Aspetti della flora e vegetazione
Il paesaggio che ci circonda è la complessa espressione delle trasformazioni naturali e antropiche succedutesi nel tempo: quelle naturali dovute ai mutamenti climatici, all’evolversi del suolo e alla successione delle cenosi, nella loro naturale tensione al miglior sfruttamento dell’energia disponibile e quelle prodotte dall’intervento dell’uomo dovute sia alla costruzione di manufatti, che agli interventi intenzionali e non sul manto vegetale.

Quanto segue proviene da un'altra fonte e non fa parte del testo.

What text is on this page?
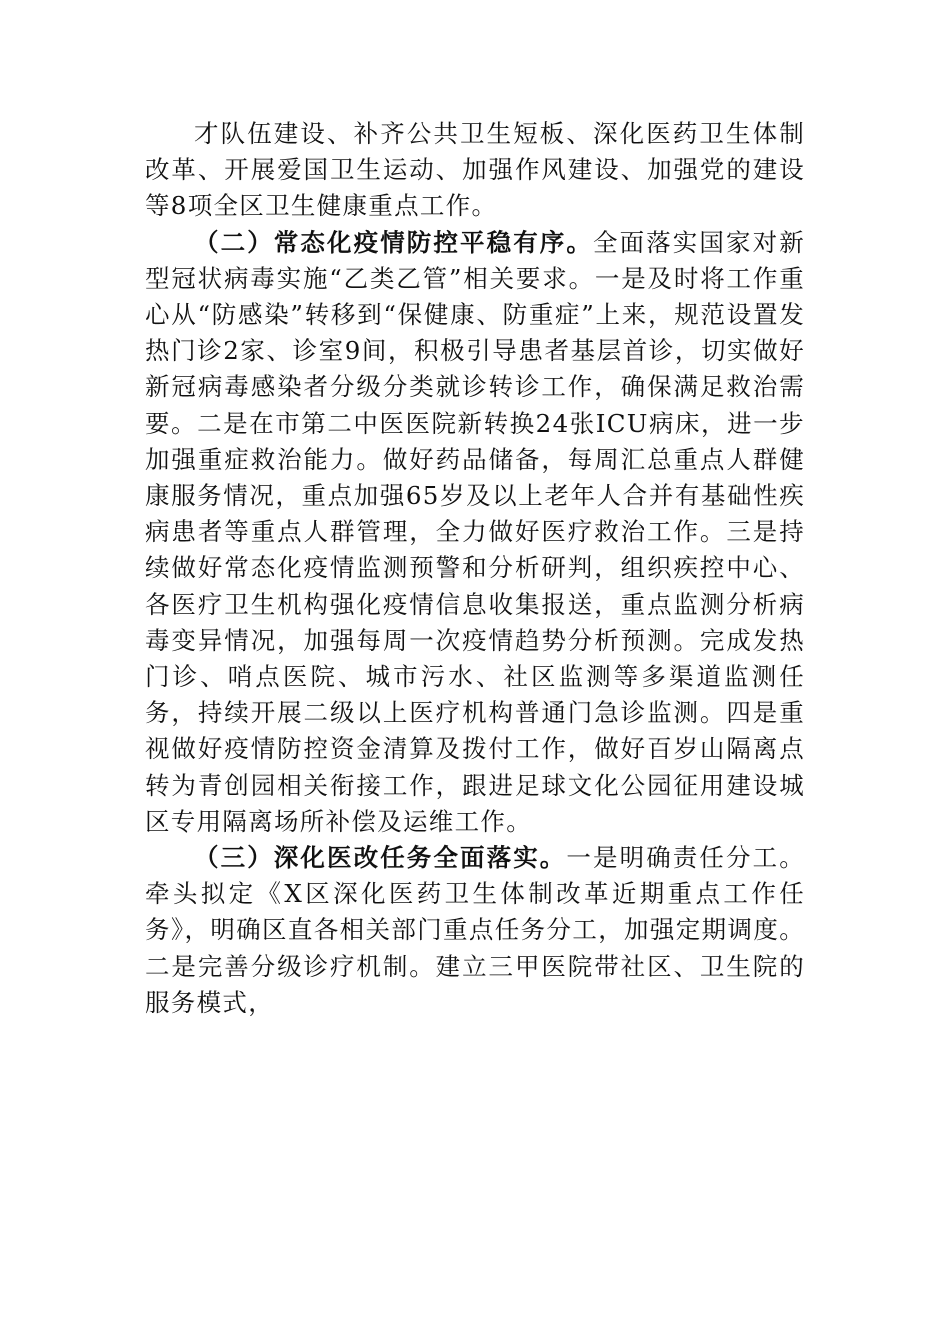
才队伍建设、补齐公共卫生短板、深化医药卫生体制改革、开展爱国卫生运动、加强作风建设、加强党的建设等8项全区卫生健康重点工作。

（二）常态化疫情防控平稳有序。全面落实国家对新型冠状病毒实施“乙类乙管”相关要求。一是及时将工作重心从“防感染”转移到“保健康、防重症”上来，规范设置发热门诊2家、诊室9间，积极引导患者基层首诊，切实做好新冠病毒感染者分级分类就诊转诊工作，确保满足救治需要。二是在市第二中医医院新转换24张ICU病床，进一步加强重症救治能力。做好药品储备，每周汇总重点人群健康服务情况，重点加强65岁及以上老年人合并有基础性疾病患者等重点人群管理，全力做好医疗救治工作。三是持续做好常态化疫情监测预警和分析研判，组织疾控中心、各医疗卫生机构强化疫情信息收集报送，重点监测分析病毒变异情况，加强每周一次疫情趋势分析预测。完成发热门诊、哨点医院、城市污水、社区监测等多渠道监测任务，持续开展二级以上医疗机构普通门急诊监测。四是重视做好疫情防控资金清算及拨付工作，做好百岁山隔离点转为青创园相关衔接工作，跟进足球文化公园征用建设城区专用隔离场所补偿及运维工作。

（三）深化医改任务全面落实。一是明确责任分工。牵头拟定《X区深化医药卫生体制改革近期重点工作任务》，明确区直各相关部门重点任务分工，加强定期调度。二是完善分级诊疗机制。建立三甲医院带社区、卫生院的服务模式，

Il sentiero naturalistico, nel suo pur breve percorso, attraversa almeno sette aspetti degni di considerazione:
la zona del mulino con i prati stabili e le siepi segnaconfine;
il greto del torrente Artugna;
il bosco ceduo di Carpino nero e Orniello con presenza di
Roverella e Nocciolo;
-la parete rocciosa strapiombante sul sentiero;
-il ghiaione con la presenza di festuca spectabilis e Geranium macrorhizum;
-la zona di rimboschimento di conifere presso la chiesetta si San Tomè.
La chiesetta di San Tomè
Sorge sopra un costone di roccia che da questa prende il nome. Si tratta di un edificio vestito, che si fa risalire, nella sua prima forma, al XIII secolo. Sicuramente il luogo è stato abitato in antichità. Il posto era protetto e gli scavi abusivi avvenuti nel 1959 e quelli sistematici degli anni 1964/65 hanno messo in luce reperti riferibili al Neolitico e all’Eneolitico. Il rinvenimento di monete romane d’oro, tra cui una di Vespasiano (69-79 d.C.), di frecce e pugnali nonché di numerosi sepolcri, fa supporre che ci fosse in età romana imperiale una piccola necropoli. Nel pianoro antistante la chiesetta si recuperarono altri oggetti attribuibili all’epoca medievale, forse legati alla frequentazione della chiesetta (frammenti di speroni, di staffe e fibbie in metallo e frammenti in ceramica di anfore e fusaiole). E’ difficile stabilire da quanti secoli la località sia stata oggetto di culto. La chiesetta attuale è stata sistemata nel 1600, ma la prima costruzione dovrebbe risalire al XIII secolo. E’ inoltre ipotizzabile la presenza in età romana di un nifeo, tempietto collegato al culto dell’acqua lustrale. In origine San Tomè doveva essere molto più piccola e presentava nella parete di fondo una bassa absidiola, di cui rimangono le tracce delle fondamenta e il segno del tetto che la copriva. Nel passato doveva essere stata oggetto di culti frequenti, come dimostrano gli affreschi le cui tracce emergono sotto l’intonaco. F. Di Manzano racconta che “Quando il beato Beltrando negli anni 1338, in Dardago addivenne ad un compromesso per i confini tra polcenigo e la Chiesa di Aquileia per il Comune di Aviano, gli abitanti di Dardago si accorsero che la chiesa era troppo piccola per contenere i molti fedeli ceh si recavano per venerare San Tommaso e decisero di amplificarla”. Venne allora soppressa l’abside perché non corrispondeva più al centro della parete di fondo. Infatti venne conservato il muro di destra che era affrescato e si rifecero, più all’infuoi, il muro di sinistra e la facciata. La chiesetta attuale nella sua semplicità si mostra estremamente suggestiva, in mezzo al verde, sotto lo scosceso sperone di roccia, che da tempo è diventato una palestra per allenare i rocciatori.